Recent bioinformatic analyses have expanded the known functional landscape of the HbYX motif, revealing its widespread presence across diverse biological domains. A large-scale survey of approximately 73 million proteins from over 22,000 reference proteomes identified the motif in eukaryotic, archaeal, bacterial, and viral proteins, highlighting its broader evolutionary significance.

The findings suggest that the HbYX motif plays a role beyond previously characterized proteasomal interactions:

- Evolutionary and Functional Distribution: The motif is found not only in eukaryotes and archaea but also in bacterial and viral proteomes. In certain viral datasets, up to 2% of proteins contain the motif, suggesting a potential role in modulating host proteasome activity.
- Association with Cellular Pathways: In jawed vertebrates, proteins containing the HbYX motif are overrepresented in pathways related to transmembrane transport and neurotransmission.
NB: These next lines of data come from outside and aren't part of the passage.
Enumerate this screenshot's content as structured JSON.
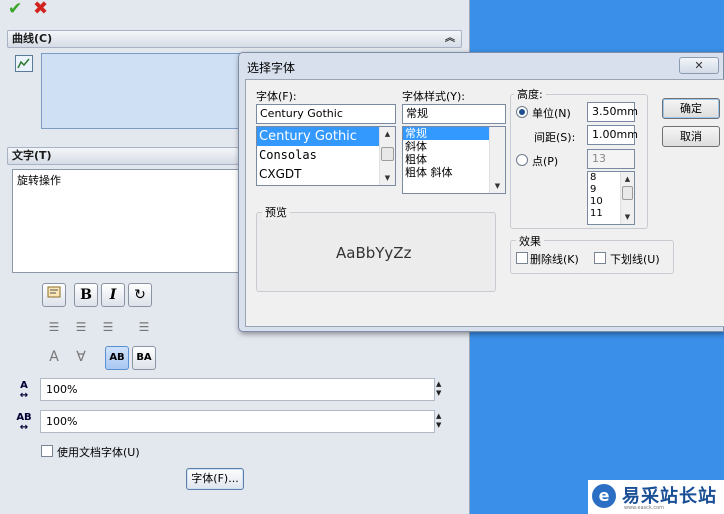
{
  "property_manager": {
    "curve_group": {
      "title": "曲线(C)"
    },
    "text_group": {
      "title": "文字(T)",
      "text_value": "旋转操作"
    },
    "width_factor": "100%",
    "spacing_factor": "100%",
    "use_doc_font_label": "使用文档字体(U)",
    "font_button_label": "字体(F)..."
  },
  "dialog": {
    "title": "选择字体",
    "close_glyph": "✕",
    "font_label": "字体(F):",
    "font_value": "Century Gothic",
    "font_list": [
      "Century Gothic",
      "Consolas",
      "CXGDT"
    ],
    "style_label": "字体样式(Y):",
    "style_value": "常规",
    "style_list": [
      "常规",
      "斜体",
      "粗体",
      "粗体 斜体"
    ],
    "height_label": "高度:",
    "unit_label": "单位(N)",
    "unit_value": "3.50mm",
    "spacing_label": "间距(S):",
    "spacing_value": "1.00mm",
    "point_label": "点(P)",
    "point_value": "13",
    "point_list": [
      "8",
      "9",
      "10",
      "11"
    ],
    "preview_label": "预览",
    "preview_text": "AaBbYyZz",
    "effects_label": "效果",
    "strikeout_label": "删除线(K)",
    "underline_label": "下划线(U)",
    "ok_label": "确定",
    "cancel_label": "取消"
  },
  "watermark": {
    "logo": "e",
    "text": "易采站长站",
    "url": "www.easck.com"
  },
  "colors": {
    "desktop": "#3a8fe8",
    "selection": "#3399ff",
    "ok_check": "#3aa52a",
    "cancel_x": "#d2231e"
  }
}
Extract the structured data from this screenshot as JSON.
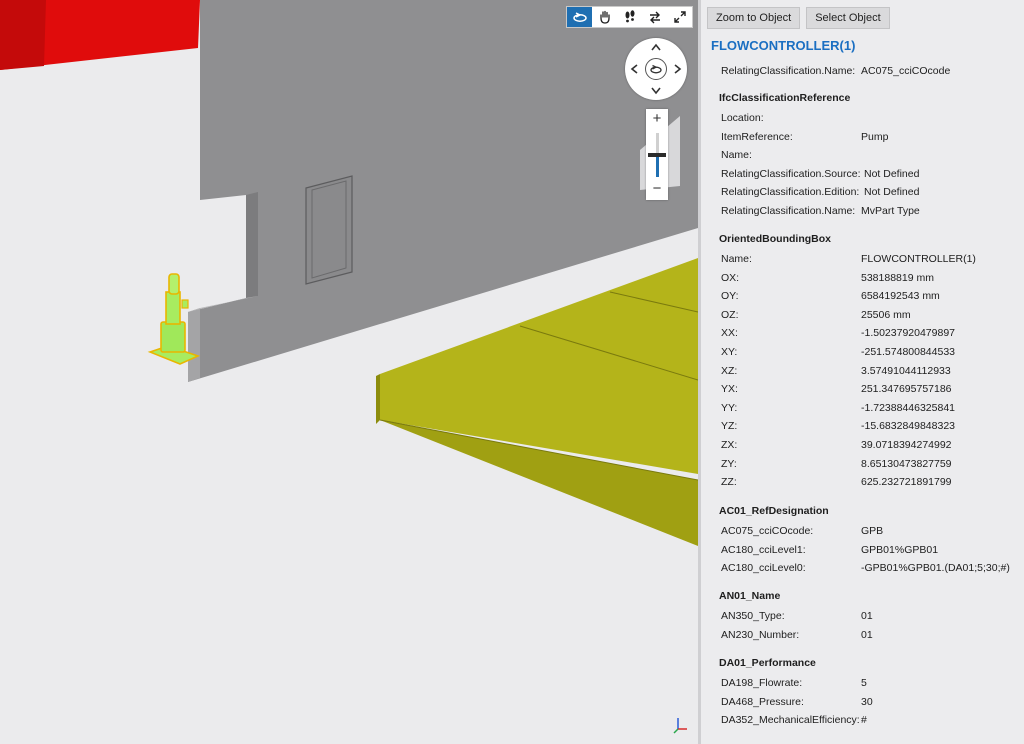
{
  "toolbar": {
    "tools": [
      {
        "name": "orbit",
        "active": true
      },
      {
        "name": "pan",
        "active": false
      },
      {
        "name": "walk",
        "active": false
      },
      {
        "name": "swap",
        "active": false
      },
      {
        "name": "fullscreen",
        "active": false
      }
    ]
  },
  "navigation": {
    "zoom_plus": "+",
    "zoom_minus": "−",
    "zoom_level": 0.5
  },
  "panel": {
    "zoom_to_object": "Zoom to Object",
    "select_object": "Select Object",
    "title": "FLOWCONTROLLER(1)",
    "top_row": {
      "key": "RelatingClassification.Name:",
      "value": "AC075_cciCOcode"
    },
    "sections": [
      {
        "heading": "IfcClassificationReference",
        "rows": [
          {
            "key": "Location:",
            "value": ""
          },
          {
            "key": "ItemReference:",
            "value": "Pump"
          },
          {
            "key": "Name:",
            "value": ""
          },
          {
            "key": "RelatingClassification.Source:",
            "value": "Not Defined"
          },
          {
            "key": "RelatingClassification.Edition:",
            "value": "Not Defined"
          },
          {
            "key": "RelatingClassification.Name:",
            "value": "MvPart Type"
          }
        ]
      },
      {
        "heading": "OrientedBoundingBox",
        "rows": [
          {
            "key": "Name:",
            "value": "FLOWCONTROLLER(1)"
          },
          {
            "key": "OX:",
            "value": "538188819 mm"
          },
          {
            "key": "OY:",
            "value": "6584192543 mm"
          },
          {
            "key": "OZ:",
            "value": "25506 mm"
          },
          {
            "key": "XX:",
            "value": "-1.50237920479897"
          },
          {
            "key": "XY:",
            "value": "-251.574800844533"
          },
          {
            "key": "XZ:",
            "value": "3.57491044112933"
          },
          {
            "key": "YX:",
            "value": "251.347695757186"
          },
          {
            "key": "YY:",
            "value": "-1.72388446325841"
          },
          {
            "key": "YZ:",
            "value": "-15.6832849848323"
          },
          {
            "key": "ZX:",
            "value": "39.0718394274992"
          },
          {
            "key": "ZY:",
            "value": "8.65130473827759"
          },
          {
            "key": "ZZ:",
            "value": "625.232721891799"
          }
        ]
      },
      {
        "heading": "AC01_RefDesignation",
        "rows": [
          {
            "key": "AC075_cciCOcode:",
            "value": "GPB"
          },
          {
            "key": "AC180_cciLevel1:",
            "value": "GPB01%GPB01"
          },
          {
            "key": "AC180_cciLevel0:",
            "value": "-GPB01%GPB01.(DA01;5;30;#)"
          }
        ]
      },
      {
        "heading": "AN01_Name",
        "rows": [
          {
            "key": "AN350_Type:",
            "value": "01"
          },
          {
            "key": "AN230_Number:",
            "value": "01"
          }
        ]
      },
      {
        "heading": "DA01_Performance",
        "rows": [
          {
            "key": "DA198_Flowrate:",
            "value": "5"
          },
          {
            "key": "DA468_Pressure:",
            "value": "30"
          },
          {
            "key": "DA352_MechanicalEfficiency:",
            "value": "#"
          }
        ]
      }
    ]
  },
  "colors": {
    "accent": "#1f6fb2",
    "title": "#1b6fc2",
    "wall": "#8c8c8c",
    "slab": "#a6a614",
    "red_object": "#e00c0c",
    "selection": "#9fe860"
  }
}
The neuropeptide neurotensin, which carries a C-terminal “YYY” variant, has been experimentally shown to interact with the proteasome, indicating possible roles in neuronal or extracellular proteasome regulation.
- Identification of Novel Proteasome Regulators: The analysis has identified previously uncharacterized proteins, including an archaeal PAN-like ATPase (PAN-2) that binds and activates the 20S proteasome. These findings suggest additional regulatory functions beyond classical proteolysis, providing new directions for research into proteasome-related mechanisms and potential therapeutic targets.
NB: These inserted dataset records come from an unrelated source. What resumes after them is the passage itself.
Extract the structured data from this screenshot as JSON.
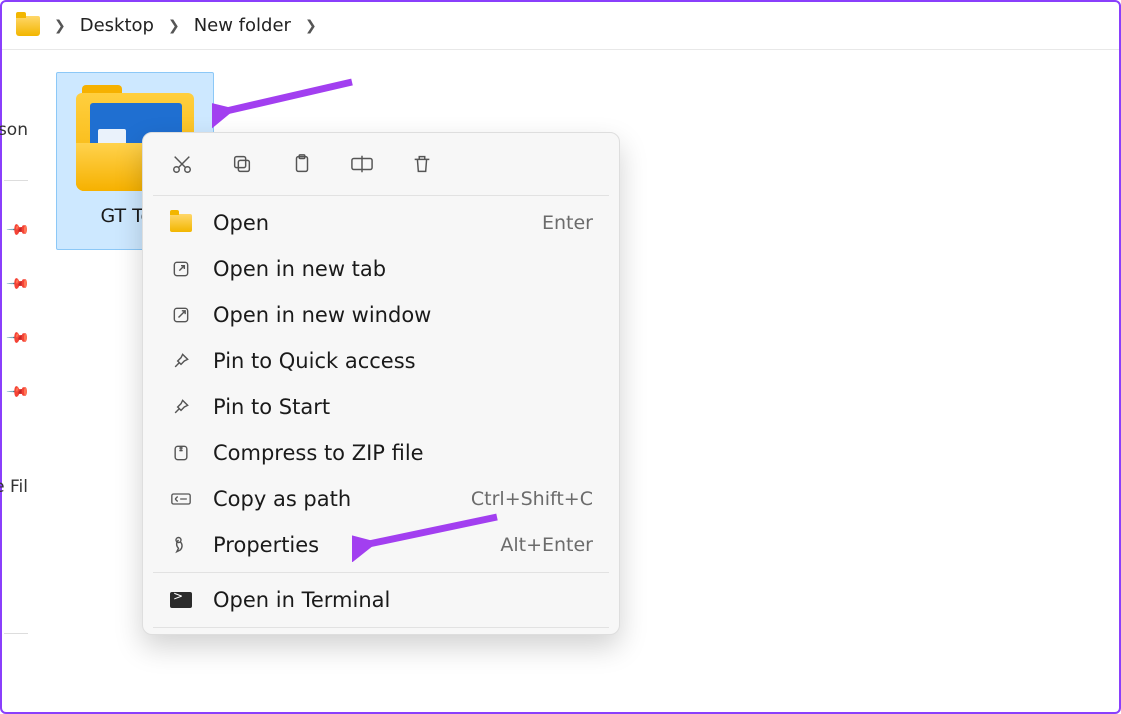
{
  "breadcrumb": {
    "items": [
      "Desktop",
      "New folder"
    ]
  },
  "sidebar": {
    "label_top": "son",
    "label_mid": "e Fil"
  },
  "folder": {
    "name": "GT Test"
  },
  "context_menu": {
    "toolbar": {
      "cut": "cut-icon",
      "copy": "copy-icon",
      "paste": "paste-icon",
      "rename": "rename-icon",
      "delete": "delete-icon"
    },
    "items": [
      {
        "icon": "folder",
        "label": "Open",
        "shortcut": "Enter"
      },
      {
        "icon": "open-tab",
        "label": "Open in new tab",
        "shortcut": ""
      },
      {
        "icon": "open-window",
        "label": "Open in new window",
        "shortcut": ""
      },
      {
        "icon": "pin",
        "label": "Pin to Quick access",
        "shortcut": ""
      },
      {
        "icon": "pin",
        "label": "Pin to Start",
        "shortcut": ""
      },
      {
        "icon": "zip",
        "label": "Compress to ZIP file",
        "shortcut": ""
      },
      {
        "icon": "copy-path",
        "label": "Copy as path",
        "shortcut": "Ctrl+Shift+C"
      },
      {
        "icon": "properties",
        "label": "Properties",
        "shortcut": "Alt+Enter"
      }
    ],
    "terminal": {
      "label": "Open in Terminal"
    }
  },
  "colors": {
    "selection_bg": "#cde8ff",
    "selection_border": "#8cc8f7",
    "folder_yellow": "#f6b100",
    "arrow_purple": "#a23ff0",
    "outer_border": "#8a3ffc"
  }
}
These insights contribute to a more comprehensive understanding of the HbYX motif's role in proteasome regulation and its broader biological implications.

== Mechanism of action ==

The HbYX motif plays a crucial role in proteasome activation and function, particularly in facilitating gate opening for substrate entry into the 20S core of the proteasome. Its mechanism of action involves:
- Docking: The motif docks into specific pockets called α-pockets or intersubunit pockets, located between adjacent α-subunits of the 20S proteasome.
- Binding interactions:
  - The C-terminal carboxylic acid orients towards a conserved lysine residue in the pocket.
  - The hydroxyl group of the penultimate tyrosine forms a hydrogen bond with the backbone carbonyl of a specific glycine residue and is directed toward a proline reverse turn at the base of the proteasome gate.
  - The hydrophobic residue at the beginning of the motif interacts with a hydrophobic pocket in the neighboring α subunit.
- Allosteric changes: These structural interactions trigger conformational changes in the proteasome, leading to gate opening and allowing substrate entry.

The specific arrangement of the HbYX motif and its conserved interactions with the proteasome highlight its importance in regulating protein degradation across various organisms.